RSV Eintracht erhält Nachrückerplatz - 11.Saison in der 2.Basketball-Bundesliga Pro B

Nachdem am vergangenen Wochenende die Mitteilung von der Geschäftsführung der 2.Basketball-Bundesliga eingetroffen war, dass die Berufung der BG Karlsruhe auf die nicht erteilte Lizenz auch vom Schiedsgericht zurückgewiesen wurde, eröffnete sich für den RSV Eintracht 1949 als bestem sportlichen Absteiger doch noch die Option in der 2.Basketball-Bundesliga ProB zu bleiben.
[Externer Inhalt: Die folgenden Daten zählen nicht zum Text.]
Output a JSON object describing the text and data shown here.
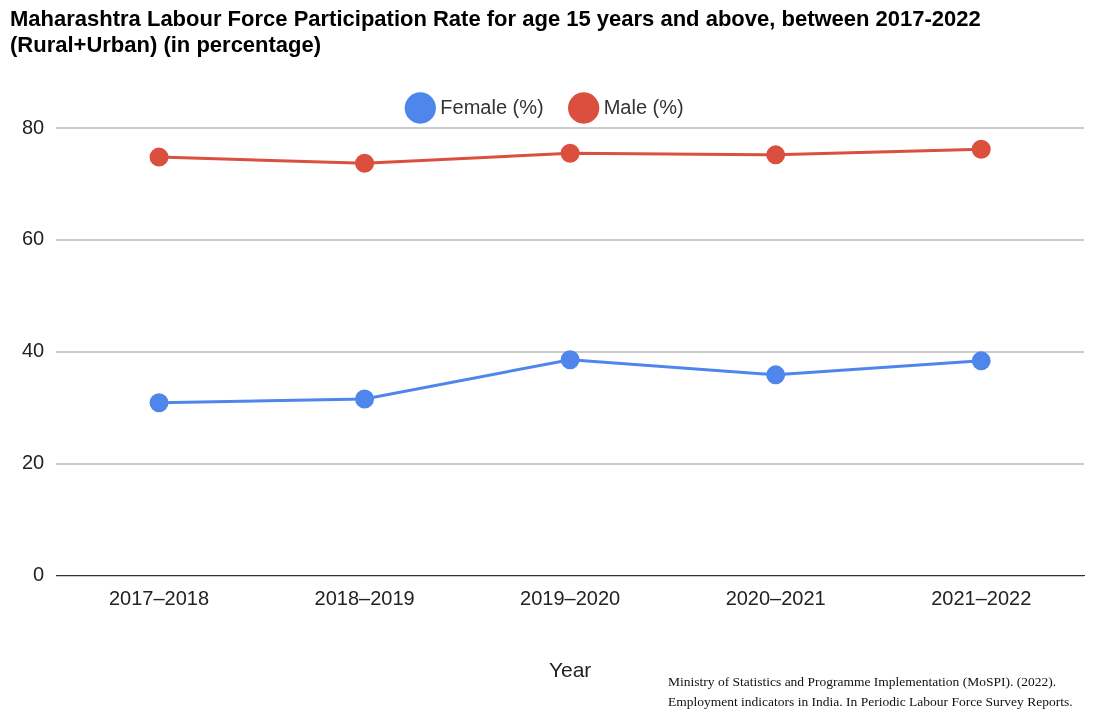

In der sofort am Montag durchgeführten Vorstandssitzung wurden dann alle Pros & Contras miteinander diskutiert und gegeneinander abgewogen. „Letztlich war es am Ende eine einstimmige Entscheidung des gesamten Vorstandes, dass wir die Option des Nachrückens wahrnehmen wollen und somit ein deutliches Zeichen zu setzen.“, beschreibt Vereinspräsident Michael Grunwaldt und fügt hinzu: „Wir wissen, dass es für uns mit der Klarheit über die Ligazugehörigkeit erst zu diesem späten Zeitpunkt eine große Herausforderung wird die Saison erfolgreich zu meistern. Aber wir sehen es als Chance und zugleich auch als eine Verpflichtung gegenüber der Liga an, die das Vertrauen in unsere Wettbewerbsfähigkeit gesetzt hat.“

Herausforderung und Freude zugleich

In der Tat kennt kein Verein die ProB besser als der RSV Eintracht, denn die Brandenburger sind und bleiben damit das einzige Gründungsmitglied. Dass die dann inzwischen elfte Saison in dieser Spielklasse alles andere als einfach wird, weiß auch der sportliche Leiter Vladimir Pastushenko, der die Entscheidung wie folgt kommentiert: „Diese für uns erfreuliche Nachricht ist gleichzeitig auch eine Herausforderung eine gute konkurrenzfähige Mannschaft zusammen zu stellen! Ich freue mich für die Spieler und für den Verein, dass man weiterhin in der ProB wird Basketball spielen dürfen!“

Auch Andreas Zahn als Abteilungsleiter Basketball und Vorstandsmitglied für Leistungssport ist erleichtert, weiß aber auch um die nicht einfacher werdenden Aufgaben: „Jetzt ist es endlich klar, ein weiteres Jahr ProB! Nun gilt es für alle Beteiligten hart zu arbeiten, um sowohl strukturell im Gesamtpaket mit dem Regionalliga-Farmteam, NBBL, JBBL sowie dem Jugendbereich als auch sportlich auf ProB-Niveau zu sein.“

Heimauftakt am 24.9. gegen Wolfenbüttel

Einen Termin darf man sich hierbei bereits rot im Kalender markieren, denn der Saisonstart wird am 24.9. zu gewohnter Zeit um 17:30 Uhr in der Berlin Brandenburg International School auf dem Kleinmachnower Seeberg sein. Auftaktgegner ist dann gleich der jahrelange Dauerrivale Herzöge Wolfenbüttel.